Sun Yueping, Li Jiao, Xu Zidu, Liu Yan, Hou Li, Huang Zhisheng
Institute of Medical Information, Chinese Academy of Medical Sciences/Peking Union Medical College, Beijing, 100020 China.
Knowledge Representation and Reasoning (KR\&R) Group, Computer Science, Vrije Universiteit Amsterdam, Amsterdam, The Netherlands.
Health Inf Sci Syst. 2022 Sep 10;10(1):27. doi: 10.1007/s13755-022-00179-7. eCollection 2022 Dec.
Researchers have identified gut microbiota that interact with brain regions associated with emotion and mood. Literature reviews of those associations rely on rigorous systematic approaches and labor-intensive investments. Here we explore how knowledge graph, a large scale semantic network consisting of entities and concepts as well as the semantic relationships among them, is incorporated into the emotion-probiotic relationship exploration work.
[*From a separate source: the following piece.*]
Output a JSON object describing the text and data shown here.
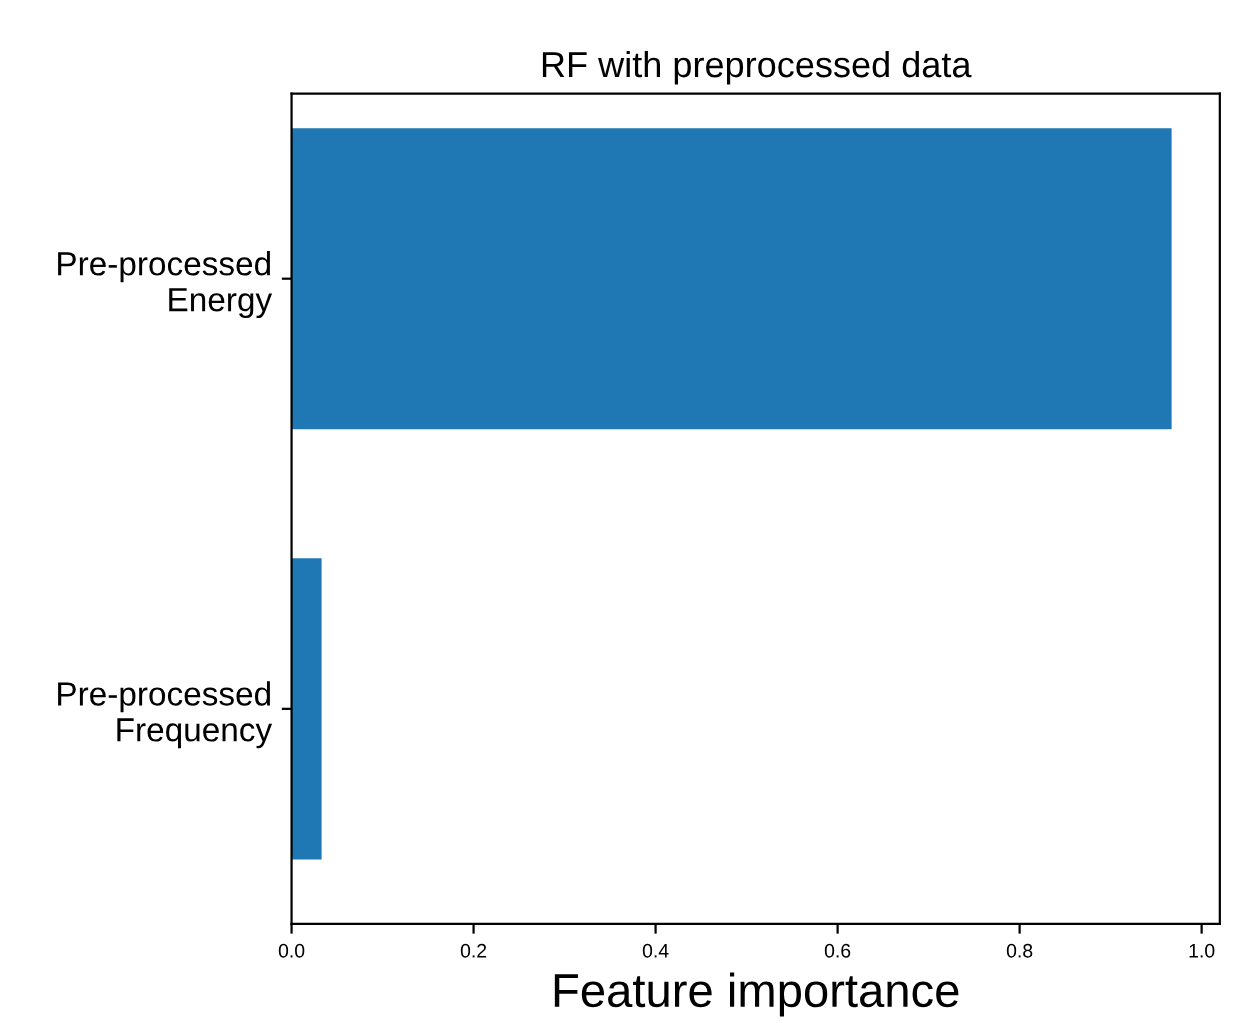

We propose an end-to-end emotion-probiotics relationship exploration method with an integrated medical knowledge graph, which incorporates the text mining output of knowledge graph, concept reasoning and evidence classification. Specifically, a knowledge graph for probiotics is built based on a text-mining analysis of PubMed, and further used to retrieve triples of relationships with reasoning logistics. Then specific relationships are annotated and evidence levels are retrieved to form a new evidence-based emotion-probiotic knowledge graph.
Based on the probiotics knowledge graph with 40,442,404 triples, totally 1453 PubMed articles were annotated in both the title level and abstract level, and the evidence levels were incorporated to the visualization of the explored emotion-probiotic relationships. Finally, we got 4131 evidenced emotion-probiotic associations.
The evidence-based emotion-probiotic knowledge graph construction work demonstrates an effective reasoning based pipeline of relationship exploration. The annotated relationship associations are supposed be used to help researchers generate scientific hypotheses or create their own semantic graphs for their research interests.
研究人员已确定肠道微生物群与大脑中与情绪和心境相关的区域存在相互作用。对这些关联的文献综述依赖于严格的系统方法和大量人力投入。在此,我们探讨如何将知识图谱(一种由实体和概念以及它们之间的语义关系组成的大规模语义网络)纳入情绪与益生菌关系的探索工作中。
我们提出一种端到端的情绪与益生菌关系探索方法,该方法集成了医学知识图谱,其中纳入了知识图谱的文本挖掘输出、概念推理和证据分类。具体而言,基于对PubMed的文本挖掘分析构建了一个益生菌知识图谱,并进一步用于检索具有推理逻辑的关系三元组。然后对特定关系进行注释,并检索证据水平,以形成一个新的基于证据的情绪与益生菌知识图谱。
基于包含40442404个三元组的益生菌知识图谱,共有1453篇PubMed文章在标题级别和摘要级别进行了注释,并且证据水平被纳入到所探索的情绪与益生菌关系的可视化中。最后,我们得到了4131个有证据支持的情绪与益生菌关联。
基于证据的情绪与益生菌知识图谱构建工作展示了一种有效的基于推理的关系探索流程。所注释的关系关联应用于帮助研究人员生成科学假设或为其研究兴趣创建自己的语义图谱。